This article is a spinoff of Local image generation on Mac: 10 models compared, my top pick flipped. Per-model deep dive, v9b (the API verification of v9 Gemini).
TL;DR
- The series said "Gemini (Nano Banana) is in a different league." The local comparison's conclusion was "if you can pay, use Gemini"
- "Then surely hitting it via API would be the strongest setup" — I paid (image generation has 0 free quota), regenerated all 8 prompts on the API
- Result: the API systematically lost to the Web UI
- 08 izakaya kanji: Web UI = "居酒屋" perfect / API = fake characters like "屋淡家"
- 04 M1 MAX t-shirt: Web UI = drew the developer too / API = refused image generation (only "Sure, here you go!" returned, trademark guardrail?)
- 07 robots and chess: Web UI = hidden 3-generation robot history dialogue / API = three identical robots, no scenario
- Conversational editing doesn't fully fix it: even after "fix to 居酒屋," it stops at "屋洒家"
- Same model name
gemini-2.5-flash-imageis being called, but Web UI likely has enhanced system instructions / post-processing - Conclusion: For personal blog / article illustration, Gemini Web UI only. API is for bulk generation / app integration / automation use cases
The naive hypothesis
This series' philosophy is "local AI within reach for individuals," but in v9 I admitted "Gemini is in a different league" and wrote "if you can pay, use Gemini."
What I was thinking:
"If Web UI is this good, the API must be able to mass-produce the same quality. Set a monthly budget, build a bulk-generation pipeline for blog illustrations — ultimate setup."

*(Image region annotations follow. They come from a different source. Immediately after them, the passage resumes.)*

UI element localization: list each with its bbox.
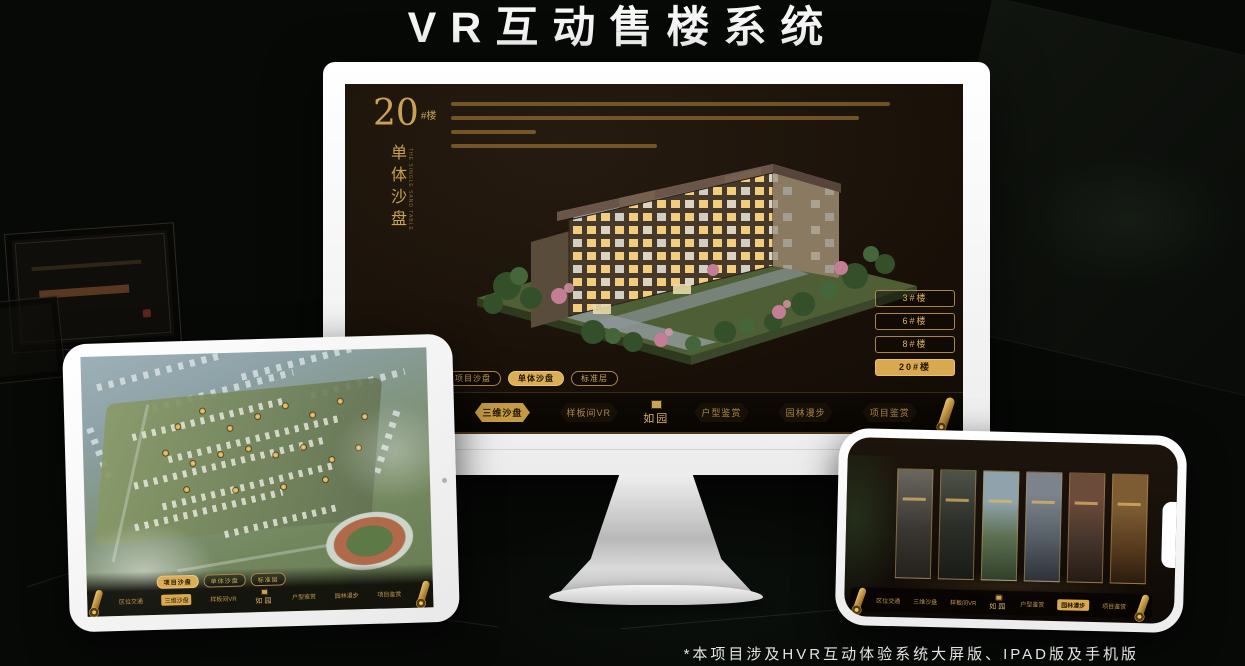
tablet-screen: 项目沙盘 单体沙盘 标准层 区位交通 三维沙盘 样板间VR 如园 户型鉴赏 园林… (80, 347, 433, 617)
phone-notch (1161, 501, 1177, 567)
brand-logo-text: 如园 (255, 595, 273, 605)
monitor-stand-base (549, 585, 763, 605)
nav-item-3d-sandbox[interactable]: 三维沙盘 (161, 593, 191, 605)
seal-icon (261, 588, 268, 594)
nav-item-3d-sandbox[interactable]: 三维沙盘 (913, 596, 937, 606)
gallery-card-building[interactable] (1023, 472, 1062, 582)
seal-icon (651, 400, 662, 409)
nav-item-project-gallery[interactable]: 项目鉴赏 (1102, 601, 1126, 611)
tablet-camera (442, 478, 447, 483)
brand-logo-text: 如园 (643, 410, 669, 426)
city-block (241, 347, 357, 380)
brand-logo: 如园 (643, 400, 669, 426)
scroll-icon[interactable] (90, 589, 103, 614)
scroll-icon[interactable] (417, 580, 430, 605)
gallery-card-interior[interactable] (937, 470, 976, 580)
tablet: 项目沙盘 单体沙盘 标准层 区位交通 三维沙盘 样板间VR 如园 户型鉴赏 园林… (62, 334, 460, 633)
nav-item-project-gallery[interactable]: 项目鉴赏 (858, 403, 922, 422)
tab-standard-floor[interactable]: 标准层 (571, 371, 618, 386)
gallery-card-garden[interactable] (980, 471, 1019, 581)
building-number-unit: #楼 (421, 111, 437, 122)
footnote: *本项目涉及HVR互动体验系统大屏版、IPAD版及手机版 (684, 643, 1139, 664)
background-river-patch (1020, 150, 1240, 290)
building-number: 20 (373, 93, 419, 134)
gallery-card-lobby[interactable] (1109, 474, 1148, 584)
nav-item-project-gallery[interactable]: 项目鉴赏 (377, 589, 401, 599)
poster: VR互动售楼系统 20#楼 单体沙盘 THE SINGLE SAND TABLE (0, 0, 1245, 666)
phone-screen: 区位交通 三维沙盘 样板间VR 如园 户型鉴赏 园林漫步 项目鉴赏 (844, 437, 1178, 624)
gallery-card-courtyard[interactable] (894, 469, 933, 579)
nav-item-garden-walk[interactable]: 园林漫步 (1057, 599, 1089, 611)
scene-gallery (894, 469, 1148, 584)
floor-selector: 3#楼 6#楼 8#楼 20#楼 (875, 290, 955, 376)
building-3d-render[interactable] (473, 146, 921, 394)
floor-button-3[interactable]: 3#楼 (875, 290, 955, 307)
seal-icon (995, 594, 1002, 600)
building-badges (80, 347, 426, 357)
page-title: VR互动售楼系统 (0, 0, 1245, 56)
interior-ceiling (907, 438, 1119, 472)
tablet-navigation: 项目沙盘 单体沙盘 标准层 区位交通 三维沙盘 样板间VR 如园 户型鉴赏 园林… (86, 563, 433, 617)
nav-item-garden-walk[interactable]: 园林漫步 (335, 590, 359, 600)
nav-items-row: 区位交通 三维沙盘 样板间VR 如园 户型鉴赏 园林漫步 项目鉴赏 (93, 580, 428, 613)
background-award-plaque (0, 295, 66, 386)
nav-item-showroom-vr[interactable]: 样板间VR (950, 597, 977, 607)
section-subtitle-en: THE SINGLE SAND TABLE (407, 148, 413, 231)
view-tabs: 项目沙盘 单体沙盘 标准层 (445, 371, 618, 386)
section-title-vertical: 单体沙盘 (385, 144, 409, 232)
nav-item-location[interactable]: 区位交通 (876, 595, 900, 605)
scroll-icon[interactable] (852, 587, 867, 612)
floor-button-6[interactable]: 6#楼 (875, 313, 955, 330)
nav-item-unit-plans[interactable]: 户型鉴赏 (292, 591, 316, 601)
scroll-icon[interactable] (1135, 594, 1150, 619)
scroll-icon[interactable] (937, 396, 955, 429)
nav-item-3d-sandbox[interactable]: 三维沙盘 (470, 403, 534, 422)
gallery-card-autumn[interactable] (1066, 473, 1105, 583)
tab-project-sandbox[interactable]: 项目沙盘 (445, 371, 501, 386)
city-block (96, 351, 225, 391)
nav-item-unit-plans[interactable]: 户型鉴赏 (689, 403, 753, 422)
nav-item-unit-plans[interactable]: 户型鉴赏 (1020, 599, 1044, 609)
nav-item-showroom-vr[interactable]: 样板间VR (555, 403, 624, 422)
nav-item-location[interactable]: 区位交通 (119, 596, 143, 606)
brand-logo: 如园 (989, 594, 1007, 611)
floor-button-20[interactable]: 20#楼 (875, 359, 955, 376)
nav-item-garden-walk[interactable]: 园林漫步 (774, 403, 838, 422)
brand-logo-text: 如园 (989, 601, 1007, 611)
building-heading: 20#楼 (373, 94, 436, 134)
nav-item-showroom-vr[interactable]: 样板间VR (210, 593, 237, 603)
smartphone: 区位交通 三维沙盘 样板间VR 如园 户型鉴赏 园林漫步 项目鉴赏 (835, 428, 1188, 633)
floor-button-8[interactable]: 8#楼 (875, 336, 955, 353)
tab-single-sandbox[interactable]: 单体沙盘 (508, 371, 564, 386)
brand-logo: 如园 (255, 588, 273, 605)
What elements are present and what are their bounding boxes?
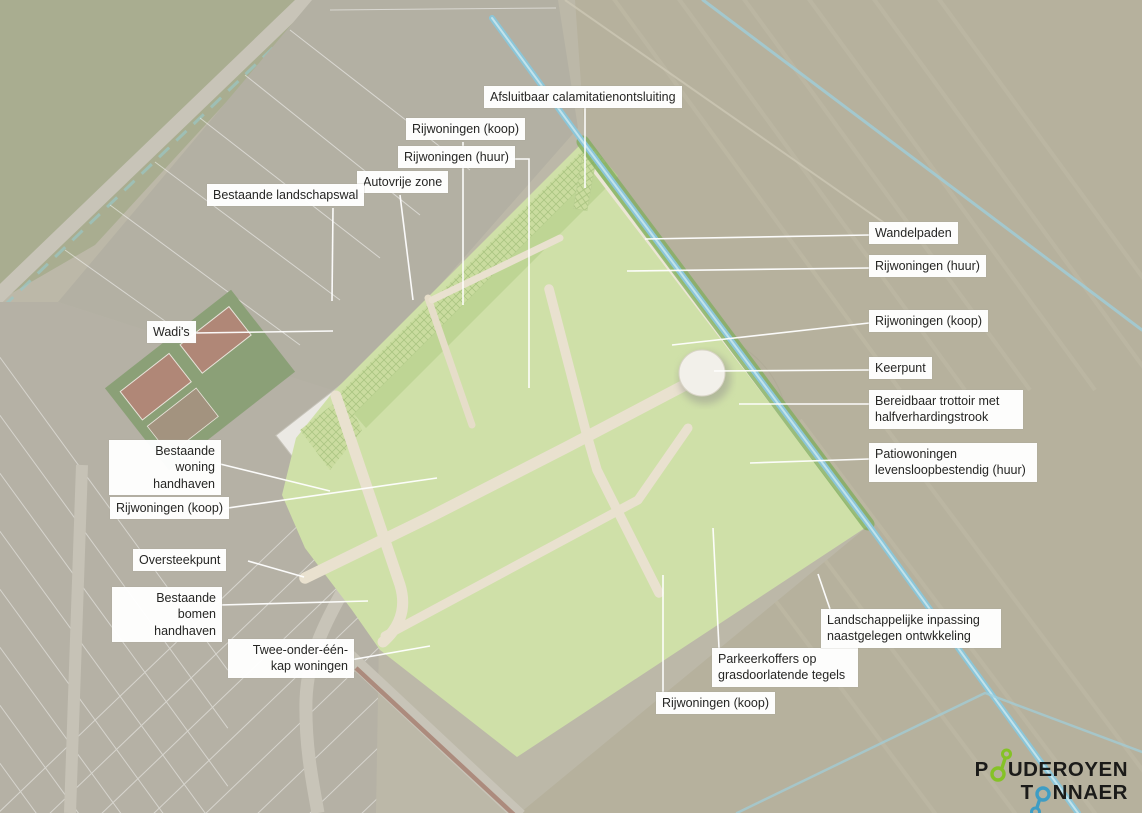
logo-teal-link-icon xyxy=(1034,783,1053,805)
logo-line2: T NNAER xyxy=(975,782,1128,805)
label-afsluitbaar-calamitatienontsluiting: Afsluitbaar calamitatienontsluiting xyxy=(484,86,682,108)
label-parkeerkoffers: Parkeerkoffers op grasdoorlatende tegels xyxy=(712,648,858,687)
label-rijwoningen-koop-bottom: Rijwoningen (koop) xyxy=(656,692,775,714)
label-rijwoningen-koop-top: Rijwoningen (koop) xyxy=(406,118,525,140)
label-rijwoningen-huur-top: Rijwoningen (huur) xyxy=(398,146,515,168)
logo-line2-prefix: T xyxy=(1021,782,1034,805)
label-wadis: Wadi's xyxy=(147,321,196,343)
label-keerpunt: Keerpunt xyxy=(869,357,932,379)
label-rijwoningen-koop-right: Rijwoningen (koop) xyxy=(869,310,988,332)
label-autovrije-zone: Autovrije zone xyxy=(357,171,448,193)
label-twee-onder-een-kap: Twee-onder-één-kap woningen xyxy=(228,639,354,678)
label-wandelpaden: Wandelpaden xyxy=(869,222,958,244)
label-bereidbaar-trottoir: Bereidbaar trottoir met halfverhardingst… xyxy=(869,390,1023,429)
logo-green-link-icon xyxy=(989,760,1008,782)
logo-line2-suffix: NNAER xyxy=(1053,782,1128,805)
logo-line1-suffix: UDEROYEN xyxy=(1008,759,1128,782)
pouderoyen-tonnaer-logo: P UDEROYEN T NNAER xyxy=(975,759,1128,805)
site-plan-page: Afsluitbaar calamitatienontsluiting Rijw… xyxy=(0,0,1142,813)
label-landschappelijke-inpassing: Landschappelijke inpassing naastgelegen … xyxy=(821,609,1001,648)
label-rijwoningen-koop-left: Rijwoningen (koop) xyxy=(110,497,229,519)
label-rijwoningen-huur-right: Rijwoningen (huur) xyxy=(869,255,986,277)
label-oversteekpunt: Oversteekpunt xyxy=(133,549,226,571)
label-patiowoningen: Patiowoningen levensloopbestendig (huur) xyxy=(869,443,1037,482)
label-bestaande-bomen-handhaven: Bestaande bomen handhaven xyxy=(112,587,222,642)
label-bestaande-landschapswal: Bestaande landschapswal xyxy=(207,184,364,206)
logo-line1: P UDEROYEN xyxy=(975,759,1128,782)
logo-line1-prefix: P xyxy=(975,759,989,782)
keerpunt-circle xyxy=(679,350,725,396)
label-bestaande-woning-handhaven: Bestaande woning handhaven xyxy=(109,440,221,495)
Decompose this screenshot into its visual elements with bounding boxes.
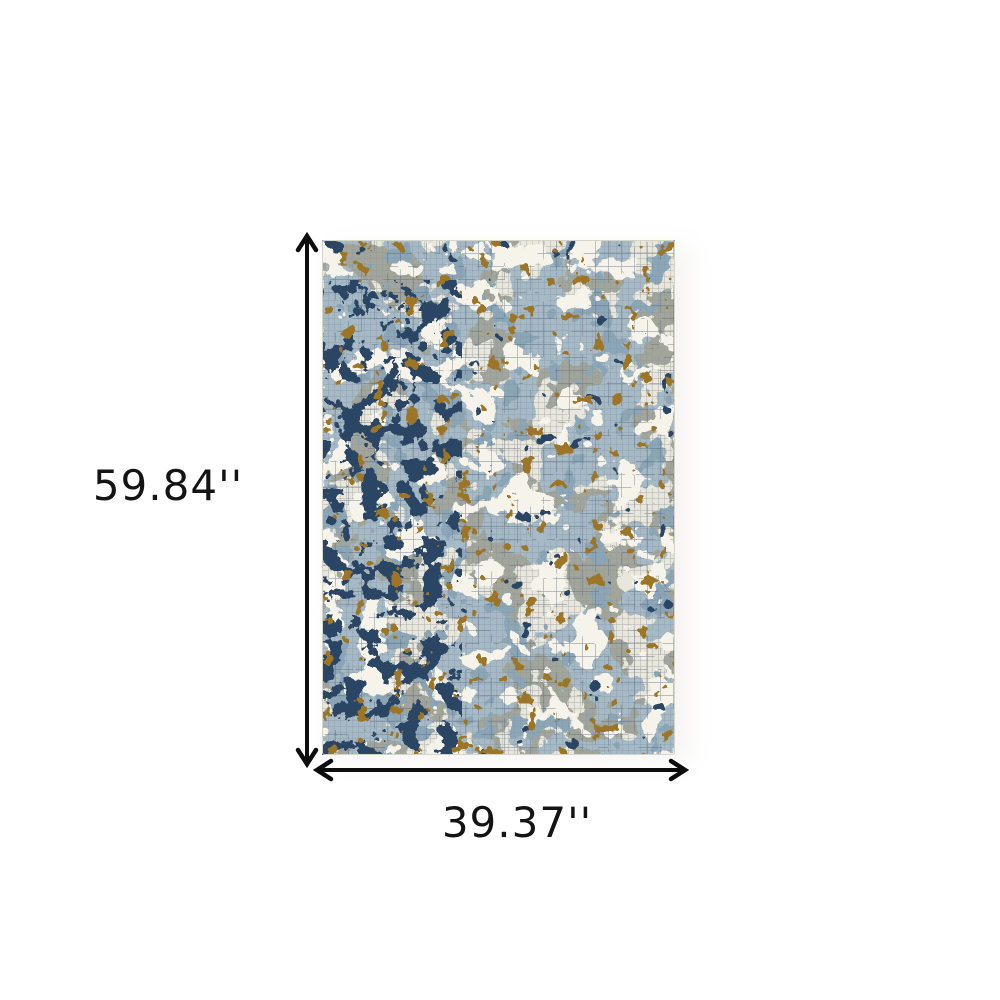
rug-image — [322, 240, 675, 755]
height-dimension-arrow — [295, 232, 319, 768]
rug-ochre-specks — [322, 240, 675, 755]
width-dimension-label: 39.37'' — [407, 800, 627, 846]
width-dimension-arrow — [313, 758, 689, 782]
height-dimension-label: 59.84'' — [58, 463, 278, 509]
product-dimension-diagram: 59.84'' 39.37'' — [0, 0, 1000, 1000]
rug-abstract-pattern — [322, 240, 675, 755]
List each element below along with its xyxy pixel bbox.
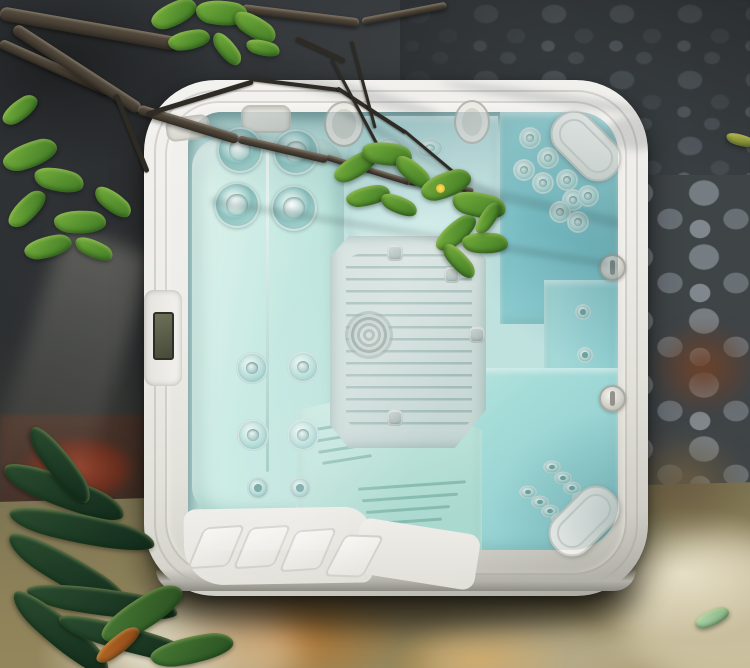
corner-cluster-jet	[519, 127, 541, 149]
outdoor-scene	[0, 0, 750, 668]
lounger-back-jet	[287, 419, 319, 451]
suction-fitting	[387, 410, 403, 426]
yellow-flower	[436, 184, 445, 193]
seat-groove	[362, 493, 458, 503]
right-seat-jet	[575, 304, 591, 320]
suction-fitting	[387, 245, 403, 261]
lounger-back-jet	[236, 352, 268, 384]
corner-cluster-jet	[537, 147, 559, 169]
corner-cluster-jet	[532, 172, 554, 194]
seat-groove	[322, 454, 372, 465]
control-panel-screen	[153, 312, 174, 360]
floor-drain	[348, 314, 390, 356]
air-control-knob	[599, 385, 626, 412]
lounger-back-jet	[237, 419, 269, 451]
corner-cluster-jet	[513, 159, 535, 181]
leaf-shadow	[606, 116, 666, 150]
lounger-back-jet	[287, 351, 319, 383]
suction-fitting	[469, 327, 485, 343]
lounger-foot-jet	[247, 477, 269, 499]
rust-stain	[648, 320, 750, 415]
lounger-foot-jet	[289, 477, 311, 499]
corner-cluster-jet	[556, 169, 578, 191]
corner-cluster-jet	[577, 185, 599, 207]
right-seat-jet	[577, 347, 593, 363]
seat-groove	[366, 505, 450, 514]
lounger-seam	[266, 152, 269, 472]
seat-groove	[358, 480, 466, 491]
rim-oval-port	[454, 100, 490, 144]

→ I tested the hypothesis with real billing. It wasn't what I expected. This is the record.
Test setup
Script
imageA/gemini_api_full.py generates all 8 prompts once each via API + 1 conversational editing test on 08 izakaya.
from google import genai
client = genai.Client(api_key="...")
response = client.models.generate_content(
model="gemini-2.5-flash-image", # ★ no "-preview" suffix (404 if added)
contents="a wooden izakaya sign with the kanji '居酒屋' ...",
)
for part in response.candidates[0].content.parts:
if getattr(part, "inline_data", None) is not None:
with open("out.png", "wb") as f:
f.write(part.inline_data.data)
Trial count and cost
| Item | Value |
|---|---|
| Prompt count | 8 |
| Generation success | 7/8 (04 returned no image) |
| Editing test | 1 (kanji fix instruction on 08 izakaya) |
| Total processing time | 64.6 sec + edit 10.8 sec ≈ 75 sec |
| Per request average | ~9 sec |
| Total cost | $0.31 (≈ ¥45) + edit $0.039 |
→ The quality class that took Mac M1 Max 64GB 80 minutes to produce, the API outputs in 75 seconds… or so I expected. Speed is excellent, but quality is a separate story.